Well, I'm running into the first problem. I'm using CD74HCT393 to generate increasing 8-bit pattern. Given that the counter is slow, I also slowed down the system clock to 8 MHz using the lowest possible PLL output and the highest possible PLL divider. But I kept all other bus prescalers the same, so overall timing relationships did not change.

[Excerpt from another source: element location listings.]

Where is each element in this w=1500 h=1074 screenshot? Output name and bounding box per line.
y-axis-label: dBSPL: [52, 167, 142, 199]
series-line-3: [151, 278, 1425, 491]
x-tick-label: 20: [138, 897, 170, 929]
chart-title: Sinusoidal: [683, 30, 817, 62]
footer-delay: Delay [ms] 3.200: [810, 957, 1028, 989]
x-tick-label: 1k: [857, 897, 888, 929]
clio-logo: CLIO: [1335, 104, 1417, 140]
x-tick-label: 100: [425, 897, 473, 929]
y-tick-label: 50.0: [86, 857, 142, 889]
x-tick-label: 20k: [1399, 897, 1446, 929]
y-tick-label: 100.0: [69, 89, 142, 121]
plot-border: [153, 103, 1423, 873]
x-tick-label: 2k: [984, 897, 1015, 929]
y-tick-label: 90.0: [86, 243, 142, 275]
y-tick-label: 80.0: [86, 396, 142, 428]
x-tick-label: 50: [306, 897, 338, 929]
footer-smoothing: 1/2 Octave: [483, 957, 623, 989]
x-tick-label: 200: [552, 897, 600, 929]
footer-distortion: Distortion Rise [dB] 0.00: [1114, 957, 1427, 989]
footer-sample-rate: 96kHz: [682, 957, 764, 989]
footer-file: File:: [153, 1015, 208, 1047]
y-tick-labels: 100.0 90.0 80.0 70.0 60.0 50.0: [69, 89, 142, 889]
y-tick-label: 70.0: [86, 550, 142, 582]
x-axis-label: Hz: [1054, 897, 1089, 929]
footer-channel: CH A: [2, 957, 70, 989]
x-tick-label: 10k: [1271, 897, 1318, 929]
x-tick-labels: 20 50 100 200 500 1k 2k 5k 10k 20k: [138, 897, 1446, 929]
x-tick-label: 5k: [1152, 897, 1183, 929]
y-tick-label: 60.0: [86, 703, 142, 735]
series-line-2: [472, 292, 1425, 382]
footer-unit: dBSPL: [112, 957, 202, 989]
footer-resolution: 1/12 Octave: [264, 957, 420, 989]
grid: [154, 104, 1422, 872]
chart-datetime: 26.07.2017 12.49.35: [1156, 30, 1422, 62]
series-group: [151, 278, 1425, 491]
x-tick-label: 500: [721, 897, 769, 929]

As expected, I get 4 MHz clock on the timer output. With this clock DMA struggles to receive the data, some values are just missing. Here is an example capture:
01 03 04 07 09 0a 0d 0f 10 13 15 16 19 1b 1c 1f 21 22 25 27 28 2b 2d 2e 31 33 34 37 39
This is not the counter problem. I verified that by switching the clock back and manually toggling the clock pin and capturing the data. In this mode the capture works reliably up to 6.4 MHz. And at that point propagation delays within the counter start to be too big, and the MSB gets corrupted. So 6.4 MHz is realistic highest clock for CD74HCT393 in 8-bit mode.
4 MHz is well below that. And the failure does not really show the bit sampling issues, but more capture or bandwidth issues.
So this is the first problem to be solved.
EDIT 1: BTW, pin write on this device is truly one cycle. The following code outputs 4 MHz with CPU running at 8 MHz.
while (1)
{
HAL_GPIO_CLK_A_set();
HAL_GPIO_CLK_A_clr();
......... same stuff many times
HAL_GPIO_CLK_A_set();
HAL_GPIO_CLK_A_clr();
}
EDIT 2: And if you divide the timer output by 3 to get 8/3=2.667 MHz, every other sample is missing:
18 1a 1c 1e 20 22 24 26 28 2a 2c 2e 30 32 34 36 38 3a 3c 3e 40 42 44 46 48 4a 4c 4e 50
Only dividing by 4 produces the correct result.
So it looks like something else needs to be overclocked as well.